Welch stechende, erbarmungslose Sonne! Die Firnhänge bäumten sich zu Wällen auf, und ihre Schneeauflage wurde in lästerlicher Weise zusehends weicher. Knubel, der voranging, spurte eine Treppe von Stufen an; aber so langsam kroch ich, wie mich dünkte, da hinauf, dass die Morgenstunden, die mit uns um die Wette liefen und uns den Tag in atemloser Eile wegstahlen, uns einfach überholen mussten. Die firngekrönte Schulter unseres Berges — an deren linken Seite die Besteigung durchführt, hinüber zur Felsflanke des Gipfels und diese quer hinauf — wollte nicht näher rücken. Als ich nach einem ungewöhnlich erschöpfenden Stück Schneewatens anhielt, um zu rasten, stapfte Markus zu mir herauf. Nach der Lage der Dinge drängte sich der Rückzug auf. Um mir diesen Entschluss zu erleichtern, frug er mich rück- Die Alpen - 1952 - Les Alpes24 sichtsvoll, ob mir das Ganze wirklich so viel Spass bereite, dass solche quälende Gymnastik sich noch lohne. Ich warf einen Blick in die Runde. Meilenweit schien es mir bis zur weissen Schulter, und dann noch weiter quer durch die breite, zerfurchte Flanke des Berges, und wieder weiter das jähe Felscouloir der Wand hinauf zur unfassbar fernen Gabelscharte, dem gut erkennbaren Einschnitt in der Gratlinie, woselbst wir dann den Kamm des Südgrates erreichen würden. Hier erst, beim Überklettern der Grattürme, die hinauf zum Gipfel führten, würden meine Arme zum Mitspielen kommen und mir einige Erleichterung verschaffen können. Düstere Zweifel stiegen in mir hoch: das alles schien ja — so wie ich die Grenzen menschlichen Bergsteigens jetzt einschätzte — jenseits des Menschenmöglichen zu liegen. Und trotzdem zögerte ich noch, es auszusprechen, und versuchte, dieweil ich es zu Ende dachte, ein paar weitere Schritte aufwärts zu waten. Damit fiel die Entscheidung. « Frisches Vertrauen » hatte mich erfasst. Ich fühlte, dass sich alle die Mühen doch noch lohnten. Jeder erfolgreiche Schritt und jeder nächste und folgende erfüllten mich, mit jedem Zoll gewonnener Höhe, mit grimmiger Genugtuung — ausreichend, um die Waagschale der Entscheidung herabzudrücken. Mit jedem weitern Schritt und jedem weitern Augenblick überwog das Gefallen den Abscheu.

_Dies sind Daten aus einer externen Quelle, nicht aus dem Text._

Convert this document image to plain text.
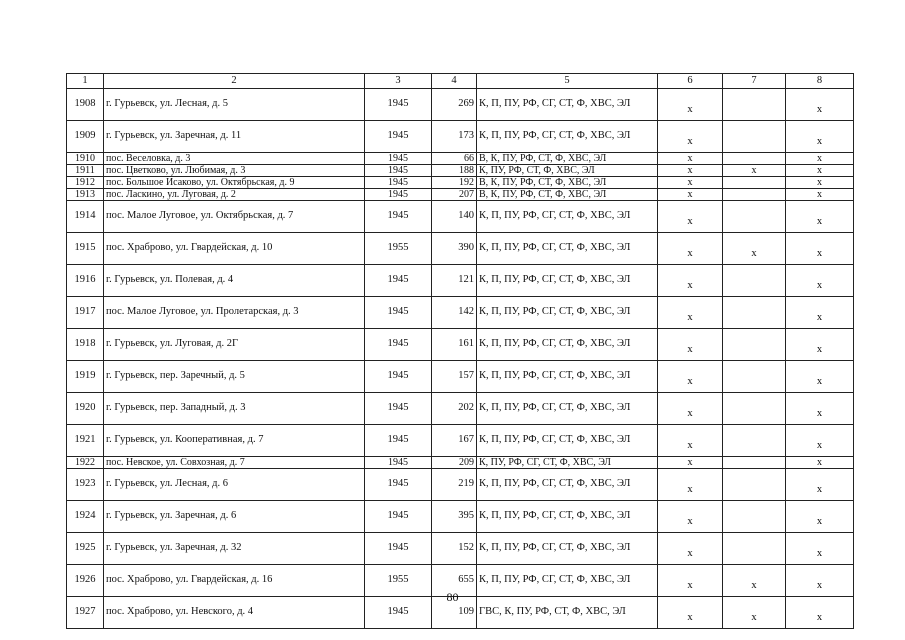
1	2	3	4	5	6	7	8
1908	г. Гурьевск, ул. Лесная, д. 5	1945	269	К, П, ПУ, РФ, СГ, СТ, Ф, ХВС, ЭЛ	x		x
1909	г. Гурьевск, ул. Заречная, д. 11	1945	173	К, П, ПУ, РФ, СГ, СТ, Ф, ХВС, ЭЛ	x		x
1910	пос. Веселовка, д. 3	1945	66	В, К, ПУ, РФ, СТ, Ф, ХВС, ЭЛ	x		x
1911	пос. Цветково, ул. Любимая, д. 3	1945	188	К, ПУ, РФ, СТ, Ф, ХВС, ЭЛ	x	x	x
1912	пос. Большое Исаково, ул. Октябрьская, д. 9	1945	192	В, К, ПУ, РФ, СТ, Ф, ХВС, ЭЛ	x		x
1913	пос. Ласкино, ул. Луговая, д. 2	1945	207	В, К, ПУ, РФ, СТ, Ф, ХВС, ЭЛ	x		x
1914	пос. Малое Луговое, ул. Октябрьская, д. 7	1945	140	К, П, ПУ, РФ, СГ, СТ, Ф, ХВС, ЭЛ	x		x
1915	пос. Храброво, ул. Гвардейская, д. 10	1955	390	К, П, ПУ, РФ, СГ, СТ, Ф, ХВС, ЭЛ	x	x	x
1916	г. Гурьевск, ул. Полевая, д. 4	1945	121	К, П, ПУ, РФ, СГ, СТ, Ф, ХВС, ЭЛ	x		x
1917	пос. Малое Луговое, ул. Пролетарская, д. 3	1945	142	К, П, ПУ, РФ, СГ, СТ, Ф, ХВС, ЭЛ	x		x
1918	г. Гурьевск, ул. Луговая, д. 2Г	1945	161	К, П, ПУ, РФ, СГ, СТ, Ф, ХВС, ЭЛ	x		x
1919	г. Гурьевск, пер. Заречный, д. 5	1945	157	К, П, ПУ, РФ, СГ, СТ, Ф, ХВС, ЭЛ	x		x
1920	г. Гурьевск, пер. Западный, д. 3	1945	202	К, П, ПУ, РФ, СГ, СТ, Ф, ХВС, ЭЛ	x		x
1921	г. Гурьевск, ул. Кооперативная, д. 7	1945	167	К, П, ПУ, РФ, СГ, СТ, Ф, ХВС, ЭЛ	x		x
1922	пос. Невское, ул. Совхозная, д. 7	1945	209	К, ПУ, РФ, СГ, СТ, Ф, ХВС, ЭЛ	x		x
1923	г. Гурьевск, ул. Лесная, д. 6	1945	219	К, П, ПУ, РФ, СГ, СТ, Ф, ХВС, ЭЛ	x		x
1924	г. Гурьевск, ул. Заречная, д. 6	1945	395	К, П, ПУ, РФ, СГ, СТ, Ф, ХВС, ЭЛ	x		x
1925	г. Гурьевск, ул. Заречная, д. 32	1945	152	К, П, ПУ, РФ, СГ, СТ, Ф, ХВС, ЭЛ	x		x
1926	пос. Храброво, ул. Гвардейская, д. 16	1955	655	К, П, ПУ, РФ, СГ, СТ, Ф, ХВС, ЭЛ	x	x	x
1927	пос. Храброво, ул. Невского, д. 4	1945	109	ГВС, К, ПУ, РФ, СТ, Ф, ХВС, ЭЛ	x	x	x
80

Als wir schliesslich das Achselstück der Schneeschulter erreichten, wo der pultartige Ostgrat dem Gipfelmassiv entspringt, bot sich uns, unter wenig anziehender Beleuchtung, ein recht entmutigender Anblick dar. Drum gönnte ich mir eine längere Rast und streckte mich am steilen Firn und Felsen aus. Wenn ich den Kopf umwandte, konnte ich gerade unterhalb des ungeheuren, rötlichen Überhangs der Ostwand — der Abbruchstelle der grossen Steinlawine — zu jenem Wandstück hinsehen, das Donald Robertson und ich und Knubel dereinst in einem packend schönen Aufstieg erstmals durchklettert hatten. Ich vermied es, an unsere heutige Tour zu denken. Mir war bewusst, dass sie nicht den Verlauf nahm, den sie hätte nehmen sollen: mehr als neun Stunden hatte unser Aufstieg schon gedauert; ich hätte somit jetzt, nach allen Vorkriegs- und Nachkriegserfahrungen, in bester Form sein müssen. Heute jedoch hatte das « frische Vertrauen » keine neuen Kraftreserven anzuzapfen vermocht. Mit Knubel und Markus in so frischer Verfassung, mussten wir aber trotzdem allem gewachsen sein. Wir rissen uns zusammen, rafften unsere Säcke und uns selbst auf und zogen neuerdings los.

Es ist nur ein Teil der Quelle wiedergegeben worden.